Limited legal costs awarded in Mt. Washington Hotel suit
Merrimack County Superior Court Judge Richard B. McNamara, who presides over the state's only business and commercial dispute docket, ruled last week that Joel Bedor and Wayne Presby, Mountain Properties Preservation Corp. and the Mount Washington Railway Co., were entitled to collect some legal costs. The expenses were incurred for expert witnesses at trial when Bedor and Presby defended themselves from a breach of fiduciary duty lawsuit brought by their former partners, Jeremiah and John Eames and the DeAmicis, Eberz, Parker and Poor families.
McNamara also ruled the plaintiffs could recover all non-expert costs they incurred in defending a defamation suit brought against them by Bedor and Presby.
Last July, McNamara ruled in Bedor and Presby's favor in the original lawsuit that alleged mismanagement of funds and self-dealing, but against them in the defamation suit they brought against their former partners. McNamara said they were not defamed when Jeremiah Eames sent out a letter to partners in October 2006 after a year-long investigation and based on the advice of his attorney.
The court will decide exactly what costs to award after both sides file affidavits, unless they are able to resolve the dispute themselves.
Jere Eames said he believes the latest court ruling "once again vindicates our position in even stronger wording." The latest decision, he maintains, reinforces his belief that there was a breach of fiduciary duty supported by trial testimony from numerous independent witnesses.
The Union Leader was unable to reach Bedor or Presby for comment.
The parties in the lawsuit were all limited partners of the former Mount Washington Hotel Limited Partnership (MWHLP). In 2007, the Eames family and other families sued Bedor, Presby, Mountain Properties Preservation Corp. and the Mount Washington Railway Company, known familiarly as the Cog, claiming mismanagement, the waste of partnership funds and self-dealing. The plaintiffs sought more than $6 million in damages, but got nothing when the court ruled against them on all counts.
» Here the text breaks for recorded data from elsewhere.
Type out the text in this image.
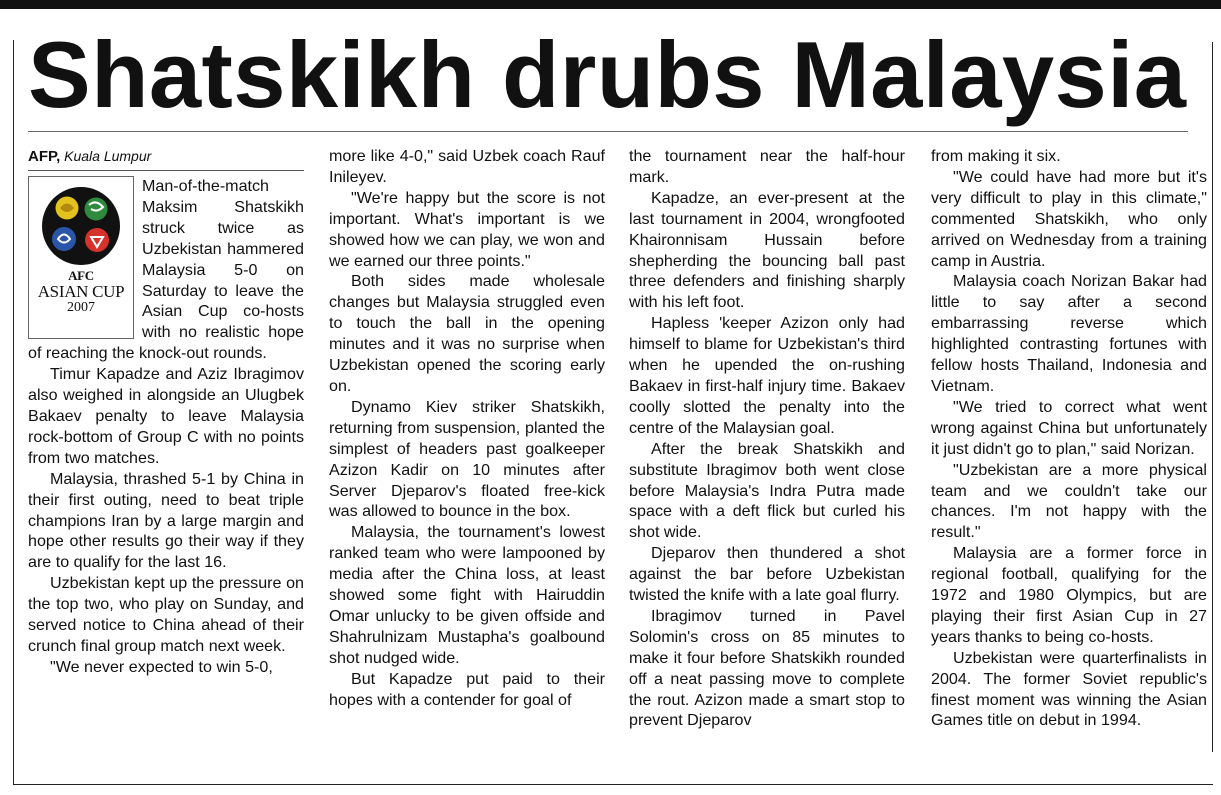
Shatskikh drubs Malaysia
AFP, Kuala Lumpur
AFC
ASIAN CUP
2007

Man-of-the-match Maksim Shatskikh struck twice as Uzbekistan hammered Malaysia 5-0 on Saturday to leave the Asian Cup co-hosts with no realistic hope of reaching the knock-out rounds.

Timur Kapadze and Aziz Ibragimov also weighed in alongside an Ulugbek Bakaev penalty to leave Malaysia rock-bottom of Group C with no points from two matches.

Malaysia, thrashed 5-1 by China in their first outing, need to beat triple champions Iran by a large margin and hope other results go their way if they are to qualify for the last 16.

Uzbekistan kept up the pressure on the top two, who play on Sunday, and served notice to China ahead of their crunch final group match next week.

"We never expected to win 5-0,

more like 4-0," said Uzbek coach Rauf Inileyev.

"We're happy but the score is not important. What's important is we showed how we can play, we won and we earned our three points."

Both sides made wholesale changes but Malaysia struggled even to touch the ball in the opening minutes and it was no surprise when Uzbekistan opened the scoring early on.

Dynamo Kiev striker Shatskikh, returning from suspension, planted the simplest of headers past goalkeeper Azizon Kadir on 10 minutes after Server Djeparov's floated free-kick was allowed to bounce in the box.

Malaysia, the tournament's lowest ranked team who were lampooned by media after the China loss, at least showed some fight with Hairuddin Omar unlucky to be given offside and Shahrulnizam Mustapha's goalbound shot nudged wide.

But Kapadze put paid to their hopes with a contender for goal of

the tournament near the half-hour mark.

Kapadze, an ever-present at the last tournament in 2004, wrongfooted Khaironnisam Hussain before shepherding the bouncing ball past three defenders and finishing sharply with his left foot.

Hapless 'keeper Azizon only had himself to blame for Uzbekistan's third when he upended the on-rushing Bakaev in first-half injury time. Bakaev coolly slotted the penalty into the centre of the Malaysian goal.

After the break Shatskikh and substitute Ibragimov both went close before Malaysia's Indra Putra made space with a deft flick but curled his shot wide.

Djeparov then thundered a shot against the bar before Uzbekistan twisted the knife with a late goal flurry.

Ibragimov turned in Pavel Solomin's cross on 85 minutes to make it four before Shatskikh rounded off a neat passing move to complete the rout. Azizon made a smart stop to prevent Djeparov

from making it six.

"We could have had more but it's very difficult to play in this climate," commented Shatskikh, who only arrived on Wednesday from a training camp in Austria.

Malaysia coach Norizan Bakar had little to say after a second embarrassing reverse which highlighted contrasting fortunes with fellow hosts Thailand, Indonesia and Vietnam.

"We tried to correct what went wrong against China but unfortunately it just didn't go to plan," said Norizan.

"Uzbekistan are a more physical team and we couldn't take our chances. I'm not happy with the result."

Malaysia are a former force in regional football, qualifying for the 1972 and 1980 Olympics, but are playing their first Asian Cup in 27 years thanks to being co-hosts.

Uzbekistan were quarterfinalists in 2004. The former Soviet republic's finest moment was winning the Asian Games title on debut in 1994.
Bedor and Presby countersued, claiming they were defamed. The court ruled against them and they, too, got nothing.
Later, both Bedor and Presby sought attorney's fees, expert witness preparation fees, expert witness costs and other costs. Eames argued against them being awarded anything, but said if costs were awarded, then their costs also should be offset because the claims and counterclaims were intertwined and inseparable.
The partnership was formed in 1991 when the group, all Littleton-area residents, bought the Mount Washington Hotel for $3.15 million at auction from the FDIC. Fifteen years later, they sold it for $86.5 million.
In the lawsuit, Eames maintained Bedor and Presby commingled assets of the resort and the Cog, and used hotel assets for the Cog's benefit.
According to court records, in the early years the Cog provided substantial benefits to the hotel, and the partnership grew to acquire the Bretton Woods Ski Area, its adjacent golf course and other assets, becoming known as the Resort. The Cog placed brochures, which included information about the Resort, at state rest stops. Hotels, the court noted, are generally prohibited from placing such brochures there, but because the Cog was a member of White Mountain Attractions, the Resort's promotional materials were included.
The Cog also paid the salaries of certain Resort employees in the early years of the operation.
Eames maintained the MWHLP gave the Cog more than $400,000 in labor that Bedor and Presby never recorded, accounted for or reimbursed. In turn, Bedor and Presby alleged the Resort received $520,660 in benefits from the Cog from 1991 to 2006.
Eames also alleged Bedor and Presby improperly paid the Cog's general manager $200,000 in an agreement never presented to the MWHLP board; entered into an option agreement with Charles Kenison, the Cog's general manager, which they alleged was blatant self-dealing; and paid Presby a $300,000 bonus for brokering the sale of the Resort to CNL/Celebration.
They also alleged the commingling of assets between the Cog and the Resort caused MWHLP assets to sell for between $3.18 million and $4.88 million less than warranted.
McNamara ruled against them on every issue.
The judge said much of the evidence showed use of the Cog's assets actually benefited the Resort and not vice-versa. And, he said, even if funds were diverted, it would amount to about $50,000 a year, an insignificant amount from an accounting standard in light of the Resort's revenues of $32 million in 2000 and $37 million in 2002.
The Resort is currently operated by Omni Hotel and Resort management.